The works in this section return attention to that lineage. By isolating and reconfiguring characters drawn from diverse writing systems, they reposition letters as sculptural and iconographic entities rather than transparent vessels for meaning. The familiar becomes strange; the functional becomes aesthetic.
In this context, typography is approached as visual archaeology — an excavation of form across cultures and time.

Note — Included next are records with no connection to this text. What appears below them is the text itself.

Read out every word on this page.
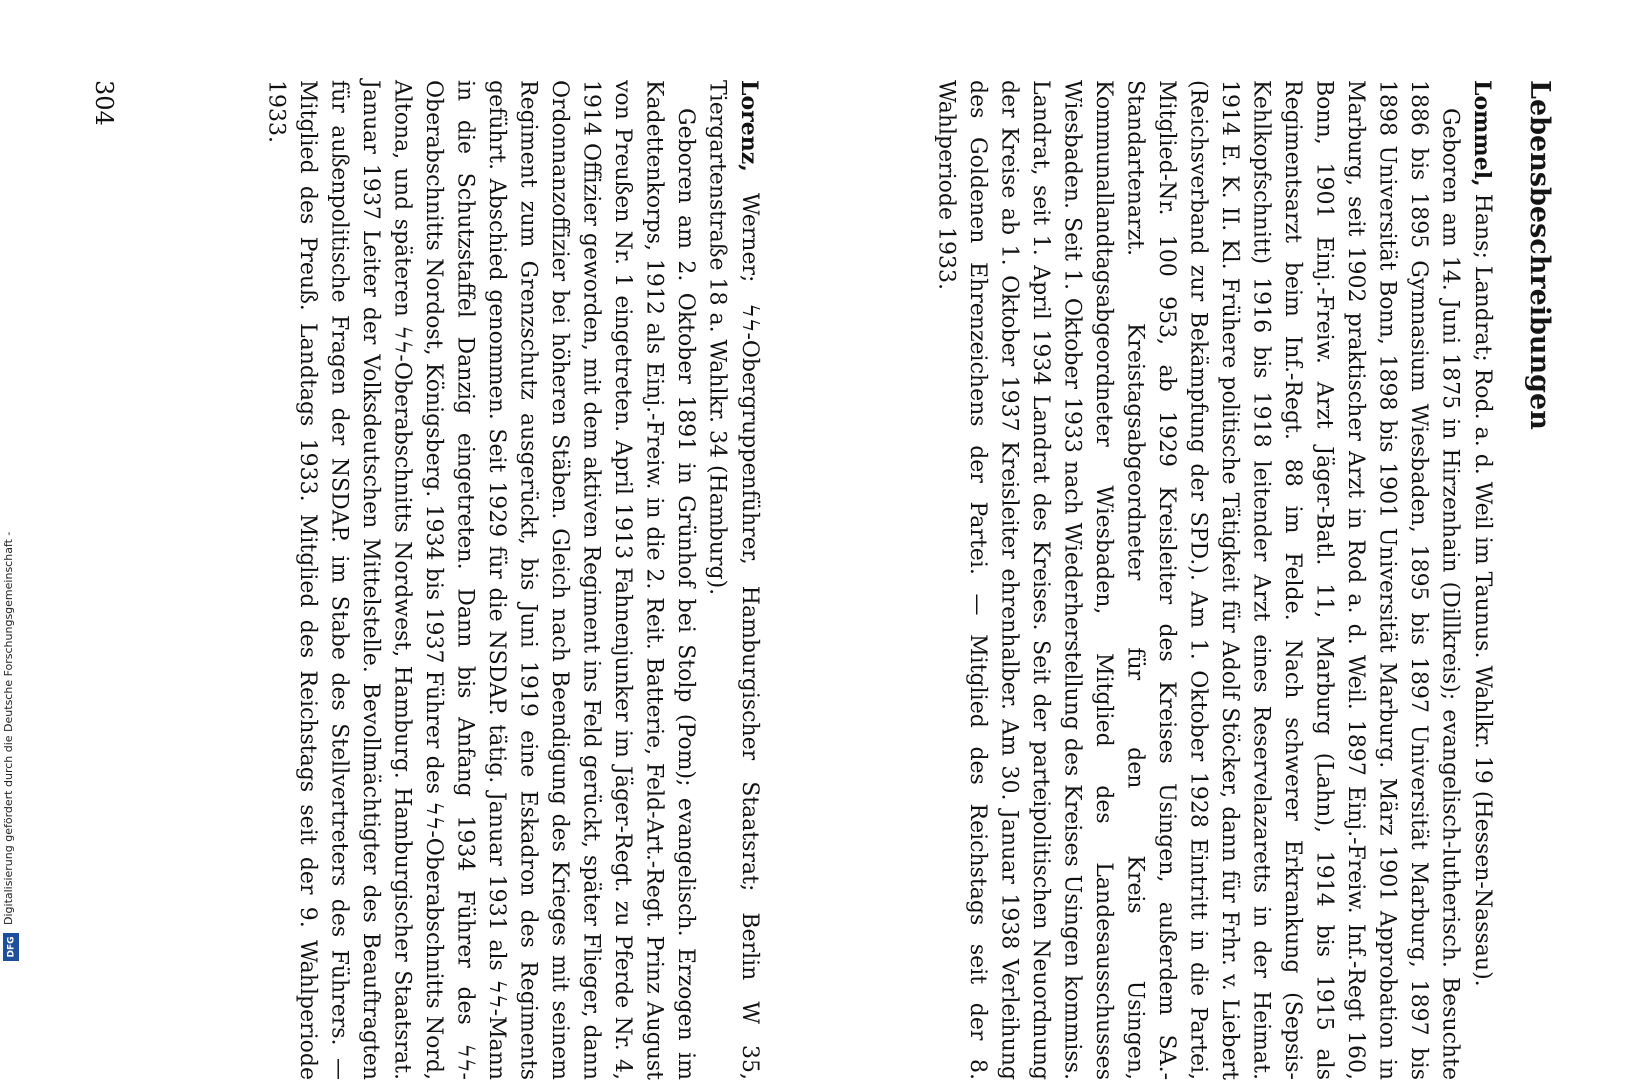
Lebensbeschreibungen

Lommel, Hans; Landrat; Rod. a. d. Weil im Taunus. Wahlkr. 19 (Hessen-Nassau).

Geboren am 14. Juni 1875 in Hirzenhain (Dillkreis); evangelisch-lutherisch. Besuchte 1886 bis 1895 Gymnasium Wiesbaden, 1895 bis 1897 Universität Marburg, 1897 bis 1898 Universität Bonn, 1898 bis 1901 Universität Marburg. März 1901 Approbation in Marburg, seit 1902 praktischer Arzt in Rod a. d. Weil. 1897 Einj.-Freiw. Inf.-Regt 160, Bonn, 1901 Einj.-Freiw. Arzt Jäger-Batl. 11, Marburg (Lahn), 1914 bis 1915 als Regimentsarzt beim Inf.-Regt. 88 im Felde. Nach schwerer Erkrankung (Sepsis-Kehlkopfschnitt) 1916 bis 1918 leitender Arzt eines Reservelazaretts in der Heimat. 1914 E. K. II. Kl. Frühere politische Tätigkeit für Adolf Stöcker, dann für Frhr. v. Liebert (Reichsverband zur Bekämpfung der SPD.). Am 1. Oktober 1928 Eintritt in die Partei, Mitglied-Nr. 100 953, ab 1929 Kreisleiter des Kreises Usingen, außerdem SA.-Standartenarzt. Kreistagsabgeordneter für den Kreis Usingen, Kommunallandtagsabgeordneter Wiesbaden, Mitglied des Landesausschusses Wiesbaden. Seit 1. Oktober 1933 nach Wiederherstellung des Kreises Usingen kommiss. Landrat, seit 1. April 1934 Landrat des Kreises. Seit der parteipolitischen Neuordnung der Kreise ab 1. Oktober 1937 Kreisleiter ehrenhalber. Am 30. Januar 1938 Verleihung des Goldenen Ehrenzeichens der Partei. — Mitglied des Reichstags seit der 8. Wahlperiode 1933.

Lorenz, Werner; ϟϟ-Obergruppenführer, Hamburgischer Staatsrat; Berlin W 35, Tiergartenstraße 18 a. Wahlkr. 34 (Hamburg).

Geboren am 2. Oktober 1891 in Grünhof bei Stolp (Pom); evangelisch. Erzogen im Kadettenkorps, 1912 als Einj.-Freiw. in die 2. Reit. Batterie, Feld-Art.-Regt. Prinz August von Preußen Nr. 1 eingetreten. April 1913 Fahnenjunker im Jäger-Regt. zu Pferde Nr. 4, 1914 Offizier geworden, mit dem aktiven Regiment ins Feld gerückt, später Flieger, dann Ordonnanzoffizier bei höheren Stäben. Gleich nach Beendigung des Krieges mit seinem Regiment zum Grenzschutz ausgerückt, bis Juni 1919 eine Eskadron des Regiments geführt. Abschied genommen. Seit 1929 für die NSDAP. tätig. Januar 1931 als ϟϟ-Mann in die Schutzstaffel Danzig eingetreten. Dann bis Anfang 1934 Führer des ϟϟ-Oberabschnitts Nordost, Königsberg. 1934 bis 1937 Führer des ϟϟ-Oberabschnitts Nord, Altona, und späteren ϟϟ-Oberabschnitts Nordwest, Hamburg. Hamburgischer Staatsrat. Januar 1937 Leiter der Volksdeutschen Mittelstelle. Bevollmächtigter des Beauftragten für außenpolitische Fragen der NSDAP. im Stabe des Stellvertreters des Führers. — Mitglied des Preuß. Landtags 1933. Mitglied des Reichstags seit der 9. Wahlperiode 1933.

304
Digitalisierung gefördert durch die Deutsche Forschungsgemeinschaft -
DFG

2022 Sculpture, Archival Ink on Giclée40cm × 30cm
Syncretic Forms
Syncretic Forms assembles characters derived from endangered and lesser-known writing systems into compact iconographic structures. Removed from their linguistic function, these forms are reorganised into composite glyphs that appear simultaneously ancient and unfamiliar.
The work reflects on cultural syncretism — the way symbols travel, merge, and adapt within cosmopolitan environments. By collapsing distinct scripts into unified visual entities, the series proposes identity as something constructed through convergence rather than singular origin.
MEDIUM
Archival ink on giclée paper
3d printed sculptural forms
SERIES
Open series of individual composite glyphs
EDITIONS
Limited print editions of 15
Limited Sculpture editions of 15



INSTALLATION FORMATS
The series may be exhibited as an installation of grouped works or as a distributed arrangement across a gallery wall. Individual glyphs can also function as standalone pieces or as elements within a larger mixed-strand exhibition.
2023 - Letraset on Bristol Hahnemühle40cm × 30cm
Letragrafika
Letragrafika employs transfer lettering to dislocate typographic fragments from their structural roles. Characters are stripped of semantic purpose and rearranged into sparse rhythmic compositions that suggest a notational system without decipherable code.
Precision of placement contrasts with the dissolution of meaning, foregrounding the tension between clarity and abstraction inherent within written language. The series emphasises the material history of typography while questioning its authority as a stable communicative device.

MEDIUM
Letraset transfer lettering on Bristol Hahnemühle paper
SERIES
Series of 50 original works
AVAILABILITY
Original works available individually



INSTALLATION FORMATS
Exhibited as a complete or partial grid of the 50-work series. The spacing and arrangement of the grid is responsive to wall dimensions, and partial selections can be curated to emphasise specific rhythmic or compositional qualities within the series.